You may need to grow out some other fish before purring them in with the Texas.

Do you have plenty of decor in the tank?

Unfortunately, some Texas cichlids just won't play nice.

-Ryan


----------



## Jaws (Oct 30, 2003)

If you have your heart set on breeding texas cichlids I'd start over with all new fish of the same size, like 5 to 6 of them. Seems like the easier way at this point.

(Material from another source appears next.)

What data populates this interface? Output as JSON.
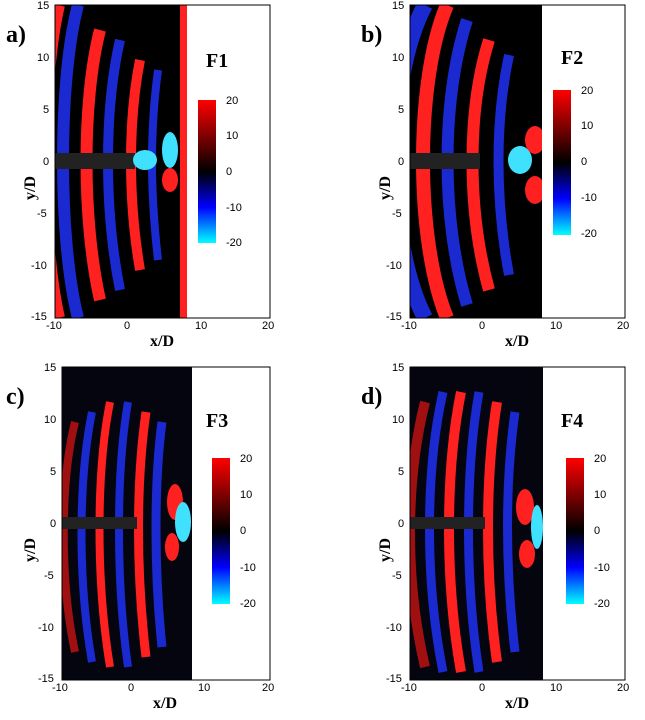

Once a dominant cichlid claims a tank for its territory its normally difficult to establish new tankmates.

Good luck, they are nice fish with great personality!


----------



## cichlid_kid96 (Nov 22, 2010)

if it comes down to it i just wont breed the texas but i was really looking forward to having fry. noone has laid eggs since *** moved them to the 110 it seems like their personalities have changed since *** moved them. thats why i sold my breeding pair of cons and jewels they never wanted to lay eggs after the move but the fish have only been in the 110 for about 1-2 months


----------



## oldcatfish (May 27, 2009)

You will likely have the same problem whether you try to add a "true Texas" cichlid, or a carpintis....they are a closely related species.


----------



## cichlid_kid96 (Nov 22, 2010)

yes i understand that but he wasnt that mean when i had all 4 but that might have been because he was younger and possibly not trying to pick a mate/territory but he does seem to have calmed down a bit maybe he was just acting weird since i introduced a new fish because when i fed him and when i turned on the lights he was with the other fish acting fine he does seem to chase the gt a lil bit though hopefully i wont have to move the gt


----------